Solution – How To eVote Securely
There is a place for an electronic improvement to the traditional pencil and paper. Voting systems are often complicated – the AMS and STV systems used in Scottish elections particularly so. There are also potential issues where people have a tendency to vote for candidates who are higher up the ballot list than lower down. This “list order” effect can be countered by randomising or shuffling the order of the names but this can be difficult to do if ballots are purely on paper.
An electronic voting booth would consist of a touchscreen display which would first offer the voter a tutorial in how to vote in this election. It would then display the ballot paper which could be shuffled as described above.
The voter would cast their vote and then the computer could check to make sure that it is a valid vote. If it is invalid in some way (Perhaps a break in the number order in an STV election) then the computer could warn the voter and ask if they want to change their selection. Critically, it should not prevent the voter from casting a deliberately void or blank ballot if they voter wants to. Protest votes are as much a part of democratic freedom as casting your vote any other way. Personally, I’d also like to see a “None of the Above” option on the ballots as well.
Once cast, and here is the critical part to do with electronic voting, the machine prints out your ballot paper. The vote is not stored nor is it transmitted elsewhere nor is a receipt printed which can be used to verify your personal vote. You check your paper then you place it in a box in the usual way.
The count can be done by feeding the papers into a counting machine as is often done in the current system but the paper copy allows for a hand-verifiable check if one is deemed necessary. Indeed, the fact that the cards have been printed likely means fewer ballots rejected due to ambiguous markings (though this would come at the cost of losing the fun part of count day which is having a laugh at the weird and wonderful ways that some people cast their votes.
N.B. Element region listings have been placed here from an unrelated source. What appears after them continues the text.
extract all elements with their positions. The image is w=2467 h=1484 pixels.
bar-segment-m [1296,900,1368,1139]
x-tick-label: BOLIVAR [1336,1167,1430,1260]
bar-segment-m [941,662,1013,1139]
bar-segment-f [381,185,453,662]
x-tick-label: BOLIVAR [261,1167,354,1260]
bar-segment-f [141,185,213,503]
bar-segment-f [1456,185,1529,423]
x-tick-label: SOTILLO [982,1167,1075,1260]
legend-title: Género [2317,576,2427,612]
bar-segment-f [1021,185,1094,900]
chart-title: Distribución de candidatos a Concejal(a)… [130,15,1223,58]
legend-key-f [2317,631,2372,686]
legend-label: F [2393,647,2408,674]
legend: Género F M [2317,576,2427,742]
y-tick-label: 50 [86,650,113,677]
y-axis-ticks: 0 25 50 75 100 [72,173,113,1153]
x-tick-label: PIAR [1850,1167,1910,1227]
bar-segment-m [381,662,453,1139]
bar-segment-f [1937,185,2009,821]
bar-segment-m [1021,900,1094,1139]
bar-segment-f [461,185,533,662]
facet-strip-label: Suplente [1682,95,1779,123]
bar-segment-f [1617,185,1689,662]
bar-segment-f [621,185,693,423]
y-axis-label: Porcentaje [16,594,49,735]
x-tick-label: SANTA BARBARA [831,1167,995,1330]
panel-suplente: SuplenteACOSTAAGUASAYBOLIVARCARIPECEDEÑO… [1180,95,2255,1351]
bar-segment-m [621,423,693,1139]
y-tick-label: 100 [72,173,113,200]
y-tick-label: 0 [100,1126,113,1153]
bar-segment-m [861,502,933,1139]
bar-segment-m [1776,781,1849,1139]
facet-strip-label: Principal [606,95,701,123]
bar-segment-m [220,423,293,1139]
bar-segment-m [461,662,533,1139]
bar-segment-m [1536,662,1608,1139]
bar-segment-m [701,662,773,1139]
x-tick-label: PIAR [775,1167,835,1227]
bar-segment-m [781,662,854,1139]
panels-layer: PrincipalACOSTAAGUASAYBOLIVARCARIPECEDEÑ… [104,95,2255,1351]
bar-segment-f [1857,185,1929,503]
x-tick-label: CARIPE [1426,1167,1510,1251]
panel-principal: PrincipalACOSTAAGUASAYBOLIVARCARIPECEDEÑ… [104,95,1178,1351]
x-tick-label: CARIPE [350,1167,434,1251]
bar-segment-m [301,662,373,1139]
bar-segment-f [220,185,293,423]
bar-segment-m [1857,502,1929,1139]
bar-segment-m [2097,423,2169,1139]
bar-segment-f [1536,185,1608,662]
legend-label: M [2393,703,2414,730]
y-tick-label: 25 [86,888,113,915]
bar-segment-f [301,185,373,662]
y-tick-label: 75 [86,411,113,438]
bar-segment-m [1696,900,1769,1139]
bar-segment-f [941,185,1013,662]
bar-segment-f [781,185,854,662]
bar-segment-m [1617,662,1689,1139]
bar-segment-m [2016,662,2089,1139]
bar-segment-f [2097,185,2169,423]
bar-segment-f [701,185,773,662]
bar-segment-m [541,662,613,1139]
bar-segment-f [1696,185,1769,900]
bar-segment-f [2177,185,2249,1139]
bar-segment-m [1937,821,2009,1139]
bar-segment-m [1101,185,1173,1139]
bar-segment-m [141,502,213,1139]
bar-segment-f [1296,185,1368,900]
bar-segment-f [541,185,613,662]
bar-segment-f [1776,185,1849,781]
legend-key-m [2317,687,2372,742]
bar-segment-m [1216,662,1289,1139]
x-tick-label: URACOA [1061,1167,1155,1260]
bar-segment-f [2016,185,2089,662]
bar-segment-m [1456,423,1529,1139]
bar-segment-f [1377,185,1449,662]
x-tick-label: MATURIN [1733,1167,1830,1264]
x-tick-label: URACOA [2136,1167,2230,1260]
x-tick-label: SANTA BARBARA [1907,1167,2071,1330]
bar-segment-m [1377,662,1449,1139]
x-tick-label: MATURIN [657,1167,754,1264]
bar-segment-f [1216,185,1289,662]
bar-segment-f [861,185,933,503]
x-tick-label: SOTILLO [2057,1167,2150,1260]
Remote voting should be discouraged. I’m not going to say that the postal vote should be banned entirely – I have no doubt that for some people this will genuinely be the only practical method by which they can vote – but if alternatives can be provided, then they should be encouraged. This may mean organised transport to polling stations – right now, transport is sometimes available but usually only due to dedicated political activists offering their time to get out the vote. This may also mean mobile polling stations. It’s reasonably easy to envisage taking a van to, say, a care home and deploying booths where people can vote. Once again, the isolation and privacy of the polling booth is a important part of the process and one which cannot be replicated by a remote voting mobile app, no matter how secure the underlying technology is.
Far from being a Luddite, I consider myself a technophile but more than that, I’m someone who wants our vital systems to be as robust as possible. We simply cannot afford to find out years after an election that the system failed or was compromised and the “wrong” political party won the election. If your credit card is hacked and you lose money, you can be compensated. Your bank is insured. The ultimate consequences of the fraud are limited.
We can’t fix things nearly so easily if our democracy is broken. It only has to happen once and we could find ourselves in a very dangerous place with no way out. If “blockchain” turns out to be able to fix all of the problems I’ve outlined above (and any others that I haven’t even thought of) then have at it and please demonstrate the fixes to me. I’m genuinely interested.
But until then. I’m interested, but very cautiously skeptical.